Ever since Congress chartered Howard to educate newly emancipated slaves in 1867, the goal was to engineer a society with no need for a black Ivy League. But for generations, legal exclusion from the larger society forced it into that role. And from mass incarceration, to glaring health, wealth and education inequalities along racial lines, clearly there is still so much work to do.

But it is impossible to tackle these issues unless we have an honest conversation about the predatory relationship the “Talented Tenth” has historically had with our poor and working-class brethren. For all of the Howard Homecoming parties, where we bask in our beauty and accomplishments, what are alumni doing to leave the door open behind them? For all of the six-figure jobs in business, or even solid jobs as teachers produced by historically black colleges and universities, how much opportunity and wealth reach black communities?

I don’t expect black middle-class people to commit class suicide any more than any other American. But if your job or educational training are federally subsidized in the name of your less fortunate brethren, that’s the deal. Without this implicit bargain, what is the moral case for Howard?

Since graduating from Howard, I have had a tortured ambivalence about these segregated spaces. I like sitting at the black table just fine, but I wonder how effective it is to preach to the choir. I strongly believe that conversations and scholarship about race are even more needed among white people.

It is telling that this essay is being published on the last day of another experiment in inclusion, The Root DC, a page printed in The Washington Post’s Metro section for the past two years that is going away with the sale of the paper. (The Root, a black-interest Web magazine founded by The Post Co. in 2008, will continue online after the sale.) But would you be reading these words if not for the affirmative steps The Post Co. took in creating The Root to hear from more voices?

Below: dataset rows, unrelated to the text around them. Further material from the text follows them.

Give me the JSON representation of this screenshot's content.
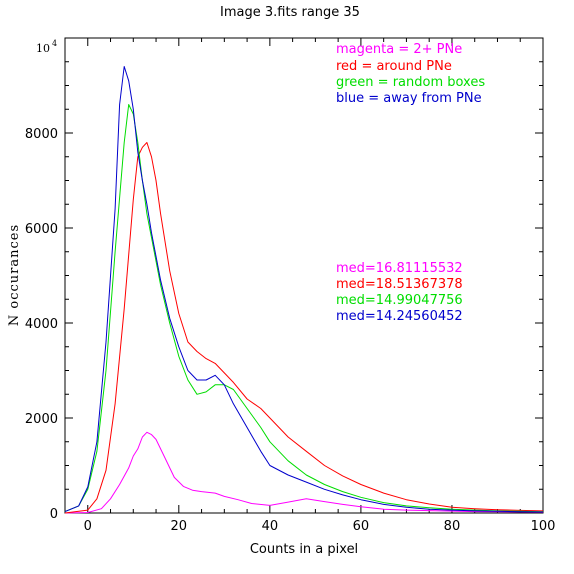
{
  "chart_data": {
    "type": "line",
    "title": "Image 3.fits    range 35",
    "xlabel": "Counts in a pixel",
    "ylabel": "N occurances",
    "xlim": [
      -5,
      100
    ],
    "ylim": [
      0,
      10000
    ],
    "y_exponent_label": "10",
    "y_exponent_power": "4",
    "x_ticks": [
      0,
      20,
      40,
      60,
      80,
      100
    ],
    "y_ticks": [
      0,
      2000,
      4000,
      6000,
      8000
    ],
    "grid": false,
    "legend_placement": "top-right",
    "legend": [
      {
        "text": "magenta = 2+ PNe",
        "color": "#ff00ff"
      },
      {
        "text": "red = around PNe",
        "color": "#ff0000"
      },
      {
        "text": "green = random boxes",
        "color": "#00dd00"
      },
      {
        "text": "blue = away from PNe",
        "color": "#0000cc"
      }
    ],
    "medians": [
      {
        "text": "med=16.81115532",
        "color": "#ff00ff"
      },
      {
        "text": "med=18.51367378",
        "color": "#ff0000"
      },
      {
        "text": "med=14.99047756",
        "color": "#00dd00"
      },
      {
        "text": "med=14.24560452",
        "color": "#0000cc"
      }
    ],
    "series": [
      {
        "color": "#ff00ff",
        "x": [
          -5,
          0,
          3,
          5,
          7,
          9,
          10,
          11,
          12,
          13,
          14,
          15,
          17,
          19,
          21,
          23,
          25,
          28,
          30,
          33,
          36,
          40,
          44,
          48,
          52,
          56,
          60,
          65,
          70,
          75,
          80,
          85,
          90,
          95,
          100
        ],
        "y": [
          0,
          10,
          90,
          300,
          600,
          950,
          1200,
          1350,
          1600,
          1700,
          1650,
          1550,
          1150,
          750,
          560,
          480,
          450,
          420,
          350,
          280,
          200,
          160,
          230,
          300,
          240,
          180,
          130,
          80,
          60,
          50,
          40,
          30,
          25,
          20,
          15
        ]
      },
      {
        "color": "#ff0000",
        "x": [
          -5,
          0,
          2,
          4,
          6,
          8,
          10,
          11,
          12,
          13,
          14,
          15,
          16,
          18,
          20,
          22,
          24,
          26,
          28,
          30,
          32,
          35,
          38,
          40,
          44,
          48,
          52,
          56,
          60,
          65,
          70,
          75,
          80,
          85,
          90,
          95,
          100
        ],
        "y": [
          0,
          60,
          300,
          900,
          2300,
          4300,
          6600,
          7500,
          7700,
          7800,
          7500,
          7000,
          6300,
          5100,
          4200,
          3600,
          3400,
          3250,
          3150,
          2950,
          2750,
          2400,
          2200,
          2000,
          1600,
          1300,
          1000,
          780,
          600,
          420,
          280,
          190,
          120,
          90,
          70,
          55,
          45
        ]
      },
      {
        "color": "#00dd00",
        "x": [
          -5,
          -2,
          0,
          2,
          4,
          6,
          8,
          9,
          10,
          11,
          12,
          13,
          14,
          16,
          18,
          20,
          22,
          24,
          26,
          28,
          30,
          32,
          35,
          38,
          40,
          44,
          48,
          52,
          56,
          60,
          65,
          70,
          75,
          80,
          85,
          90,
          95,
          100
        ],
        "y": [
          30,
          150,
          500,
          1300,
          3000,
          5500,
          7800,
          8600,
          8400,
          7800,
          7000,
          6300,
          5800,
          4800,
          4000,
          3300,
          2800,
          2500,
          2550,
          2700,
          2700,
          2600,
          2200,
          1800,
          1500,
          1100,
          800,
          600,
          450,
          330,
          220,
          150,
          110,
          80,
          60,
          45,
          35,
          25
        ]
      },
      {
        "color": "#0000cc",
        "x": [
          -5,
          -2,
          0,
          2,
          4,
          6,
          7,
          8,
          9,
          10,
          11,
          12,
          13,
          14,
          16,
          18,
          20,
          22,
          24,
          26,
          28,
          30,
          32,
          35,
          38,
          40,
          44,
          48,
          52,
          56,
          60,
          65,
          70,
          75,
          80,
          85,
          90,
          95,
          100
        ],
        "y": [
          30,
          150,
          550,
          1500,
          3600,
          6400,
          8600,
          9400,
          9100,
          8500,
          7600,
          7000,
          6500,
          5900,
          4900,
          4100,
          3500,
          3000,
          2800,
          2800,
          2900,
          2700,
          2300,
          1800,
          1300,
          1000,
          800,
          650,
          500,
          380,
          280,
          180,
          120,
          80,
          60,
          45,
          35,
          25,
          20
        ]
      }
    ]
  }
}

Indeed, it defeats the purpose if black institutions become shadow societies that replicate the inequities of the dominant culture. But if the school continues to do what it does best—expanding new angles of inquiry and vision, and connecting the African Diaspora in the global fight for racial justice and equality — then Congress has a moral authority to continue to support it. And those of us who have been beneficiaries of the Howard experience need to reengage and carry more of the financial burden.

President Ribeau has done a lot right. He quadrupled alumni giving. (Howard now has a $525 million endowment, higher than any other black school.) He also zeroed in on academic concentrations that can have the biggest impact. Although it may be where the corporate money is, I disagree that impact is mostly in the math, science and engineering fields.

I was recently reminded of the power of socially engaged scholarship during a talk at George Washington University given by Michelle Alexander, a civil rights lawyer and author of the groundbreaking book on mass incarceration, “The New Jim Crow.” She gave a thrilling keynote speech. During audience questions, someone noted that the room was packed with likeminded individuals. She was . . . preaching to the choir. Without other people in the room, how can we expect to topple the mighty forces in the legal and political system that are discarding a generation of mostly black men?

Alexander didn’t miss a beat. “First of all, I think we need to start organizing the choir,” she said.

Indeed. Most of Howard’s choir has not even been born yet. Alumni are everywhere. Remind us what you are doing and why you are still there. Let’s all party at Homecoming this year, but afterward, put us to work.